Figure EV2. Double mutants of bir1∆ suppressors in the Dam1 complex and the dam1(S20D) phosphomimic have strong synthetic phenotypes.

Figure EV2

  1. Tetrad dissections performed on diploids with both sli15∆ and the duo1(P17L) did not produce any viable spores with either sli15∆ or a combination of sli15∆ and duo1(P17L).
  2. Cell cycle progression as measured by percentage of large budded cells over time after release from G1 arrest. None of the tested suppressor mutants cause a mitotic delay.

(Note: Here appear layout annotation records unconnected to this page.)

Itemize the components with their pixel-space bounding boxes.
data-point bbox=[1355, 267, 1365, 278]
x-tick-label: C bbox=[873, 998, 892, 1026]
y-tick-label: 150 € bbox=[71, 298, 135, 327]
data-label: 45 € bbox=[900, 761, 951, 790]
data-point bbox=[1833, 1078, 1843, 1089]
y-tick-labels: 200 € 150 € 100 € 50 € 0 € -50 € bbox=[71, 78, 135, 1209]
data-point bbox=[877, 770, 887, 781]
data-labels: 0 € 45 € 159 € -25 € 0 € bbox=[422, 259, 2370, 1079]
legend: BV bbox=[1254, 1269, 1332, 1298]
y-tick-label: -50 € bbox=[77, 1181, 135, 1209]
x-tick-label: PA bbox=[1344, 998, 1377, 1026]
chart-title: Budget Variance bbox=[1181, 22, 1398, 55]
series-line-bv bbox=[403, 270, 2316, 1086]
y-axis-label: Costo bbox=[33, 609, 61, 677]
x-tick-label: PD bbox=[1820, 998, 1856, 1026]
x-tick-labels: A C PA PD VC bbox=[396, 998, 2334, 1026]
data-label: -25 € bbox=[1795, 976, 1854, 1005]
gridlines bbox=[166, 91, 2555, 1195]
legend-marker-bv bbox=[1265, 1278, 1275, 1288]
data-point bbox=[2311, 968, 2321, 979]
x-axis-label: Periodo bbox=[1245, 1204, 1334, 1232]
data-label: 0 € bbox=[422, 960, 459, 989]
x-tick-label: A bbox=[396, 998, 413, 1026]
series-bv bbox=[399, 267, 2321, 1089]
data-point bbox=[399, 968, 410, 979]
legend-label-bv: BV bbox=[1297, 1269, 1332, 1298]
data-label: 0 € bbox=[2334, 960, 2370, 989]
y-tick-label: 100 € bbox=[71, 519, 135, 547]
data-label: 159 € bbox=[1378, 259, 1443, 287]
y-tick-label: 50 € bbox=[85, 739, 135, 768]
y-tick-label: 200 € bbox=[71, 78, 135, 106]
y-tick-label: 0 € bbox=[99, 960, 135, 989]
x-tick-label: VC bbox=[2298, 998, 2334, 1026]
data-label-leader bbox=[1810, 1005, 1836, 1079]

  3. Tetrad dissections of diploids heterozygous for both a bir1∆ suppressor mutant and the dam1(S20D) phosphomimic mutant. Presence of either the suppressor mutant or dam1(S20D) was determined by antibiotic resistance conferred by a gene integrated downstream of the mutations (clonNAT and G418 respectively). Colonies from haploid spores containing either dad2(K11Q), dam1(S20D) or duo1(P17L), dam1(S20D) were extremely rare. Spore viability of each genotype was counted in tetrads whose type (parental ditype, nonparental ditype, or tetratype) could be distinguished. Quantification for each mutant is from a single plate, and the WT numbers are the averages from all six plates. The representative image to the right of the graph depicts six tetrads, demonstrating examples of three tetratypes, two nonparental ditypes, and a single parental ditype. In this example, the expectant duo1(P17L), dam1(S20D) double‐mutant formed a colony from 0 out of seven spores.

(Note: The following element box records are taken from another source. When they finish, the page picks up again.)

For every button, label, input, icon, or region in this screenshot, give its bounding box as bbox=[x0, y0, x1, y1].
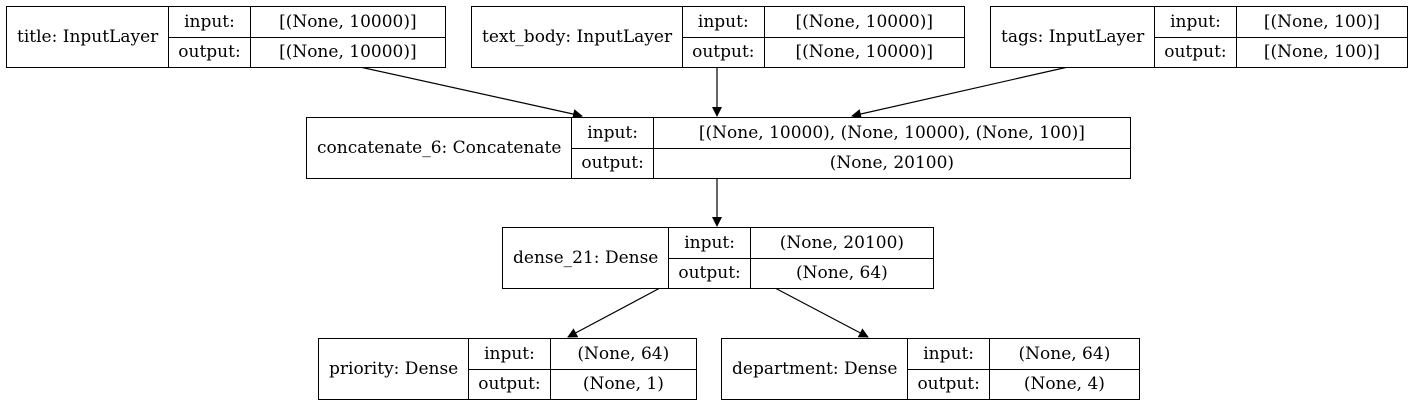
output-label: output: bbox=[669, 257, 750, 289]
node-concatenate: concatenate_6: Concatenate input: output… bbox=[306, 117, 1131, 179]
input-shape: (None, 20100) bbox=[779, 232, 905, 253]
output-label: output: bbox=[908, 368, 989, 400]
node-title-inputlayer: title: InputLayer input: output: [(None,… bbox=[6, 6, 446, 68]
node-name: department: Dense bbox=[722, 339, 909, 399]
input-label: input: bbox=[923, 343, 975, 364]
output-shape: (None, 64) bbox=[750, 257, 933, 289]
node-text-body-inputlayer: text_body: InputLayer input: output: [(N… bbox=[471, 6, 965, 68]
input-shape: [(None, 10000)] bbox=[279, 11, 417, 32]
node-name: text_body: InputLayer bbox=[472, 7, 684, 67]
output-label: output: bbox=[572, 147, 653, 179]
output-label: output: bbox=[683, 36, 764, 68]
input-label: input: bbox=[684, 232, 735, 253]
node-name: title: InputLayer bbox=[7, 7, 170, 67]
edge-dense-to-priority bbox=[567, 287, 661, 338]
output-label: output: bbox=[469, 368, 550, 400]
input-shape: [(None, 10000)] bbox=[795, 11, 934, 32]
output-label: output: bbox=[169, 36, 250, 68]
node-dense-21: dense_21: Dense input: output: (None, 20… bbox=[502, 227, 934, 289]
output-shape: (None, 4) bbox=[989, 368, 1139, 400]
input-label: input: bbox=[697, 11, 749, 32]
input-label: input: bbox=[1170, 11, 1221, 32]
node-priority-dense: priority: Dense input: output: (None, 64… bbox=[318, 338, 697, 400]
output-shape: [(None, 100)] bbox=[1236, 36, 1407, 68]
output-shape: [(None, 10000)] bbox=[764, 36, 964, 68]
input-label: input: bbox=[484, 343, 535, 364]
output-label: output: bbox=[1155, 36, 1236, 68]
input-label: input: bbox=[184, 11, 235, 32]
node-name: concatenate_6: Concatenate bbox=[307, 118, 573, 178]
node-tags-inputlayer: tags: InputLayer input: output: [(None, … bbox=[990, 6, 1408, 68]
edge-dense-to-department bbox=[774, 287, 869, 338]
input-shape: [(None, 100)] bbox=[1263, 11, 1380, 32]
output-shape: (None, 1) bbox=[550, 368, 696, 400]
node-name: dense_21: Dense bbox=[503, 228, 670, 288]
output-shape: (None, 20100) bbox=[653, 147, 1130, 179]
node-department-dense: department: Dense input: output: (None, … bbox=[721, 338, 1140, 400]
node-name: tags: InputLayer bbox=[991, 7, 1156, 67]
edge-title-to-concatenate bbox=[359, 66, 583, 119]
output-shape: [(None, 10000)] bbox=[250, 36, 445, 68]
node-name: priority: Dense bbox=[319, 339, 470, 399]
input-shape: (None, 64) bbox=[577, 343, 670, 364]
input-shape: [(None, 10000), (None, 10000), (None, 10… bbox=[698, 122, 1085, 143]
edge-tags-to-concatenate bbox=[851, 66, 1069, 119]
input-shape: (None, 64) bbox=[1018, 343, 1111, 364]
input-label: input: bbox=[587, 122, 638, 143]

  4. Proportion of colonies that grow on plates with restrictive (lacking uracil) versus permissive (YPAD) media after 24 h growth under permissive conditions with a URA3‐containing plasmid. duo1(P17L), dam1(S20D) double mutants have a strong decrease in transmission fidelity. Data are from three independent experiments Means and standard deviations are shown.

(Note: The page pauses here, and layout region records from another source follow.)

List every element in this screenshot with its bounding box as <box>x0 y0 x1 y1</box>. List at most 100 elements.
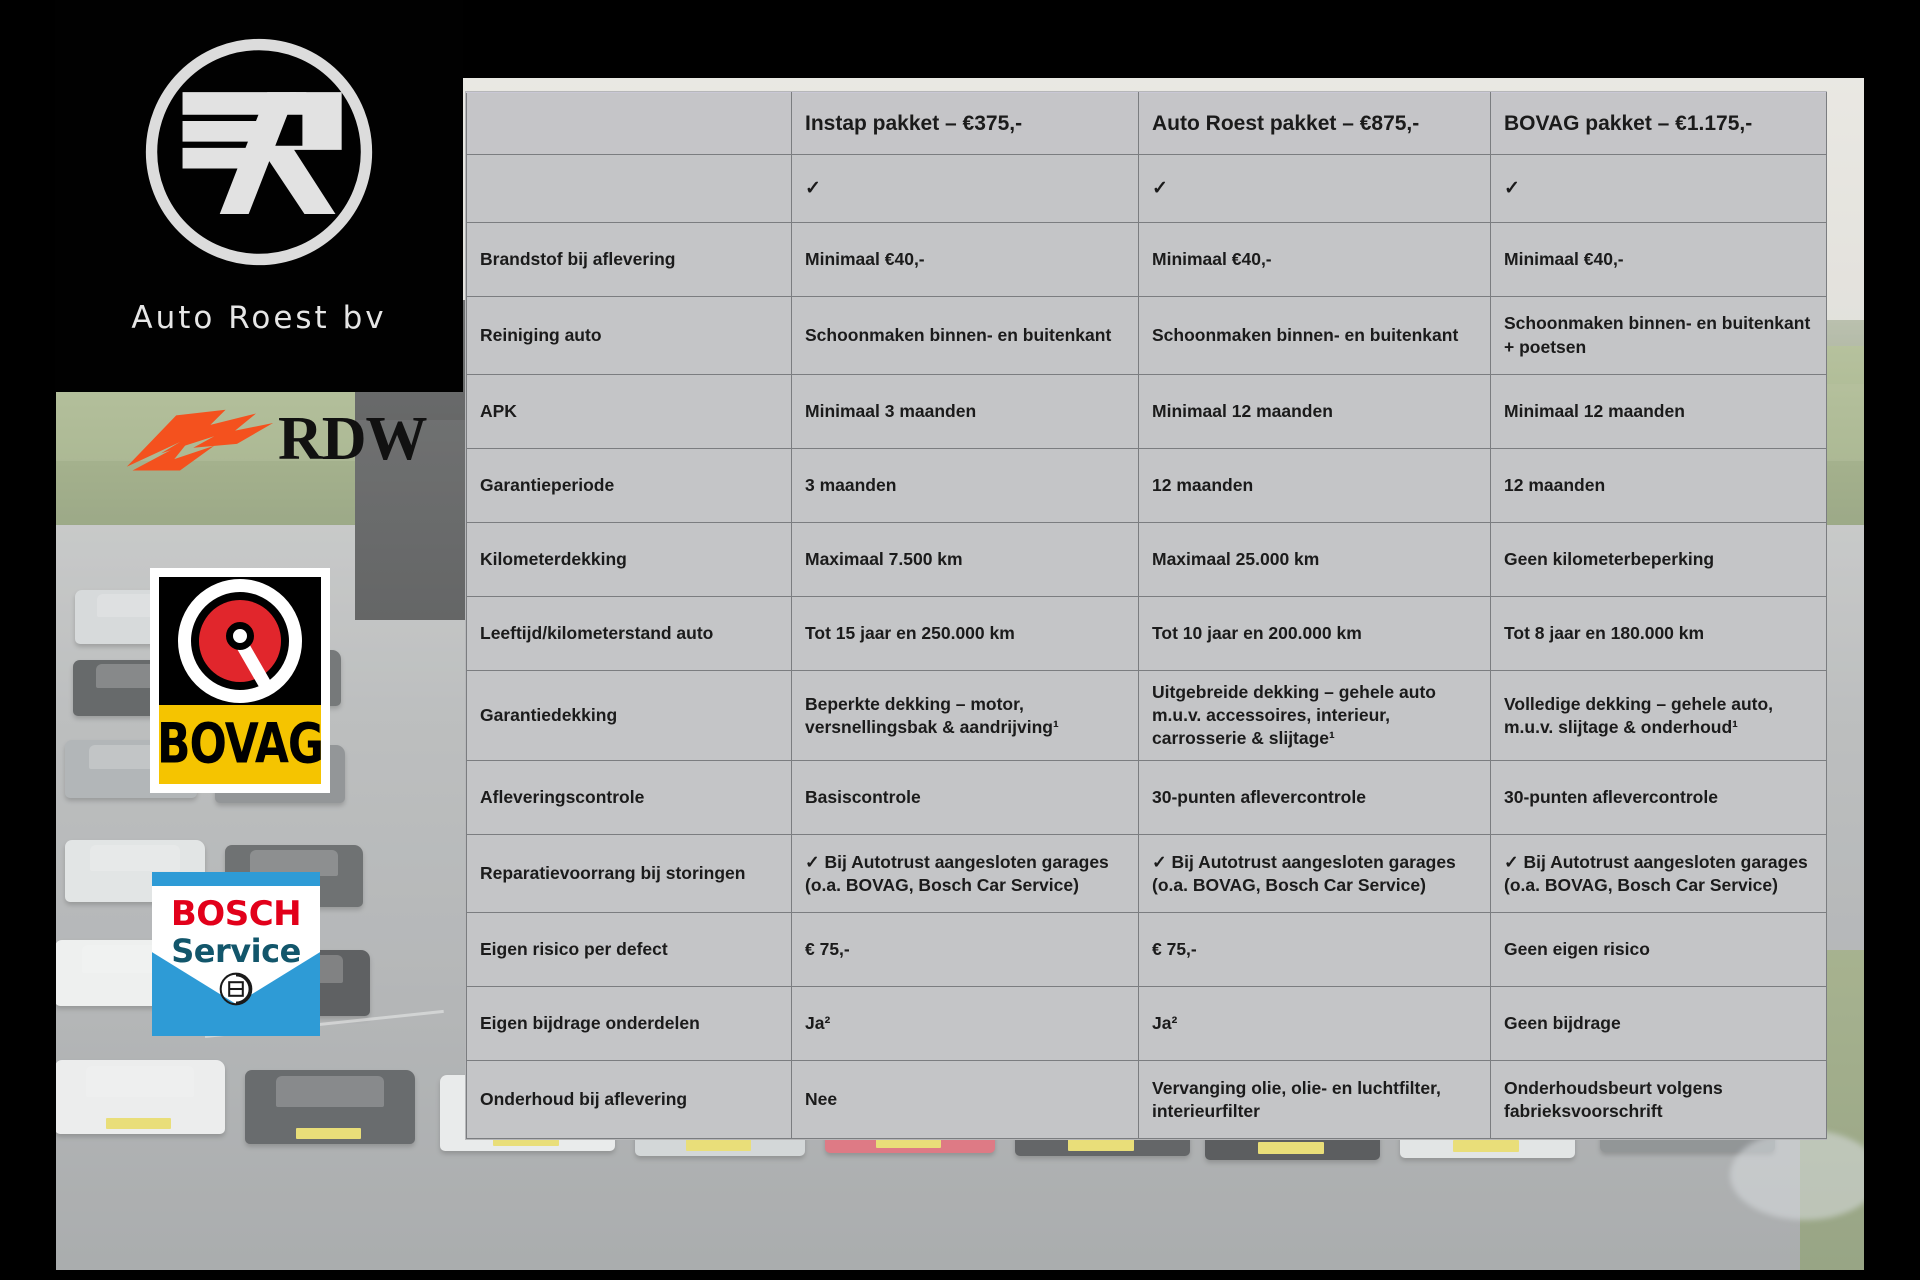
cell-instap: € 75,- <box>791 912 1139 988</box>
bovag-gauge-icon <box>159 577 321 706</box>
cell-bovag: Geen eigen risico <box>1490 912 1827 988</box>
auto-roest-monogram-icon <box>145 38 373 266</box>
row-label: APK <box>466 374 792 449</box>
photo-license-plate <box>1067 1138 1134 1151</box>
table-row: Leeftijd/kilometerstand auto Tot 15 jaar… <box>466 596 1827 671</box>
cell-instap: Beperkte dekking – motor, versnellingsba… <box>791 669 1139 762</box>
photo-car <box>245 1070 415 1144</box>
cell-auto-roest: 30-punten aflevercontrole <box>1138 760 1491 836</box>
table-row: Afleveringscontrole Basiscontrole 30-pun… <box>466 760 1827 836</box>
cell-auto-roest: € 75,- <box>1138 912 1491 988</box>
bosch-armature-icon <box>219 972 253 1006</box>
row-label: Garantiedekking <box>466 669 792 762</box>
photo-license-plate <box>1452 1140 1519 1153</box>
cell-bovag: Minimaal 12 maanden <box>1490 374 1827 449</box>
cell-auto-roest: Uitgebreide dekking – gehele auto m.u.v.… <box>1138 669 1491 762</box>
frame-bar-top <box>463 0 1920 78</box>
check-icon-instap: ✓ <box>791 154 1139 223</box>
cell-bovag: ✓ Bij Autotrust aangesloten garages (o.a… <box>1490 834 1827 914</box>
table-row: Eigen risico per defect € 75,- € 75,- Ge… <box>466 912 1827 988</box>
photo-puddle <box>1730 1130 1880 1220</box>
row-label: Eigen risico per defect <box>466 912 792 988</box>
cell-auto-roest: Ja² <box>1138 986 1491 1062</box>
table-row: Garantiedekking Beperkte dekking – motor… <box>466 669 1827 762</box>
cell-bovag: 30-punten aflevercontrole <box>1490 760 1827 836</box>
table-row: Eigen bijdrage onderdelen Ja² Ja² Geen b… <box>466 986 1827 1062</box>
cell-instap: Maximaal 7.500 km <box>791 522 1139 597</box>
column-header-bovag: BOVAG pakket – €1.175,- <box>1490 92 1827 155</box>
cell-auto-roest: Vervanging olie, olie- en luchtfilter, i… <box>1138 1060 1491 1140</box>
cell-auto-roest: 12 maanden <box>1138 448 1491 523</box>
cell-instap: Basiscontrole <box>791 760 1139 836</box>
table-row: ✓ ✓ ✓ <box>466 154 1827 223</box>
brand-panel: Auto Roest bv <box>55 0 463 392</box>
cell-bovag: Geen kilometerbeperking <box>1490 522 1827 597</box>
photo-license-plate <box>492 1134 559 1146</box>
cell-auto-roest: Minimaal 12 maanden <box>1138 374 1491 449</box>
bovag-hub <box>226 622 254 651</box>
table-row: Garantieperiode 3 maanden 12 maanden 12 … <box>466 448 1827 523</box>
cell-bovag: Tot 8 jaar en 180.000 km <box>1490 596 1827 671</box>
row-label <box>466 154 792 223</box>
row-label: Reparatievoorrang bij storingen <box>466 834 792 914</box>
table-row: Kilometerdekking Maximaal 7.500 km Maxim… <box>466 522 1827 597</box>
cell-bovag: Geen bijdrage <box>1490 986 1827 1062</box>
frame-bar-bottom <box>0 1270 1920 1280</box>
photo-license-plate <box>1257 1142 1324 1155</box>
frame-bar-left <box>0 0 56 1280</box>
photo-license-plate <box>106 1117 171 1129</box>
bosch-wordmark: BOSCH <box>170 894 302 934</box>
cell-bovag: Minimaal €40,- <box>1490 222 1827 297</box>
row-label: Brandstof bij aflevering <box>466 222 792 297</box>
bovag-wordmark-band: BOVAG <box>157 705 324 784</box>
row-label: Garantieperiode <box>466 448 792 523</box>
row-label: Afleveringscontrole <box>466 760 792 836</box>
brand-name: Auto Roest bv <box>131 300 387 336</box>
cell-instap: Minimaal 3 maanden <box>791 374 1139 449</box>
row-label: Leeftijd/kilometerstand auto <box>466 596 792 671</box>
column-header-auto-roest: Auto Roest pakket – €875,- <box>1138 92 1491 155</box>
cell-instap: Nee <box>791 1060 1139 1140</box>
bovag-logo: BOVAG <box>150 568 330 793</box>
check-icon-bovag: ✓ <box>1490 154 1827 223</box>
row-label: Onderhoud bij aflevering <box>466 1060 792 1140</box>
rdw-wordmark: RDW <box>278 405 428 473</box>
row-label: Kilometerdekking <box>466 522 792 597</box>
cell-bovag: Schoonmaken binnen- en buitenkant + poet… <box>1490 296 1827 375</box>
bovag-wordmark: BOVAG <box>157 712 324 777</box>
cell-instap: Minimaal €40,- <box>791 222 1139 297</box>
cell-instap: 3 maanden <box>791 448 1139 523</box>
table-row: APK Minimaal 3 maanden Minimaal 12 maand… <box>466 374 1827 449</box>
cell-auto-roest: Tot 10 jaar en 200.000 km <box>1138 596 1491 671</box>
bosch-service-wordmark: Service <box>171 932 301 970</box>
cell-auto-roest: Maximaal 25.000 km <box>1138 522 1491 597</box>
frame-bar-right <box>1864 0 1920 1280</box>
check-icon-auto-roest: ✓ <box>1138 154 1491 223</box>
row-label: Reiniging auto <box>466 296 792 375</box>
rdw-bird-icon <box>126 409 274 471</box>
row-label: Eigen bijdrage onderdelen <box>466 986 792 1062</box>
column-header-feature <box>466 92 792 155</box>
column-header-instap: Instap pakket – €375,- <box>791 92 1139 155</box>
photo-license-plate <box>296 1127 361 1139</box>
package-comparison-table: Instap pakket – €375,- Auto Roest pakket… <box>466 92 1827 1140</box>
table-row: Reiniging auto Schoonmaken binnen- en bu… <box>466 296 1827 375</box>
cell-instap: Ja² <box>791 986 1139 1062</box>
table-row: Onderhoud bij aflevering Nee Vervanging … <box>466 1060 1827 1140</box>
cell-instap: Schoonmaken binnen- en buitenkant <box>791 296 1139 375</box>
bosch-service-logo: BOSCH Service <box>152 872 320 1036</box>
cell-bovag: 12 maanden <box>1490 448 1827 523</box>
table-header-row: Instap pakket – €375,- Auto Roest pakket… <box>466 92 1827 155</box>
cell-instap: ✓ Bij Autotrust aangesloten garages (o.a… <box>791 834 1139 914</box>
table-row: Reparatievoorrang bij storingen ✓ Bij Au… <box>466 834 1827 914</box>
cell-auto-roest: Schoonmaken binnen- en buitenkant <box>1138 296 1491 375</box>
photo-license-plate <box>686 1139 751 1151</box>
cell-auto-roest: Minimaal €40,- <box>1138 222 1491 297</box>
photo-license-plate <box>876 1135 941 1148</box>
photo-car <box>55 1060 225 1134</box>
table-row: Brandstof bij aflevering Minimaal €40,- … <box>466 222 1827 297</box>
cell-auto-roest: ✓ Bij Autotrust aangesloten garages (o.a… <box>1138 834 1491 914</box>
cell-instap: Tot 15 jaar en 250.000 km <box>791 596 1139 671</box>
rdw-logo: RDW <box>120 398 428 488</box>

  5. Cell cycle progression as measured by percentage of large budded cells over time after release from G1 arrest. Rare surviving duo1(P17L), dam1(S20D) double mutants have a strong mitotic delay. Wild‐type (WT) cells treated with nocodazole and benomyl were used as a positive control for mitotic arrest.
  6. Serial dilution showing growth of strains containing either the double‐mutant (duo1(P17L), dam1(S20D)), the ipl1‐321 temperature‐sensitive allele, or a combination of all three mutations. At the restrictive temperature (34°C), the double‐mutant rescues growth of the ipl1‐321 allele. Ten‐fold serial dilutions were done on YPAD plates at the indicated temperatures and were grown for 48 h.

Data information: (ns) not significant; (*) P < 0.05; (**) P < 0.01; (***) P < 0.001; unpaired t‐test.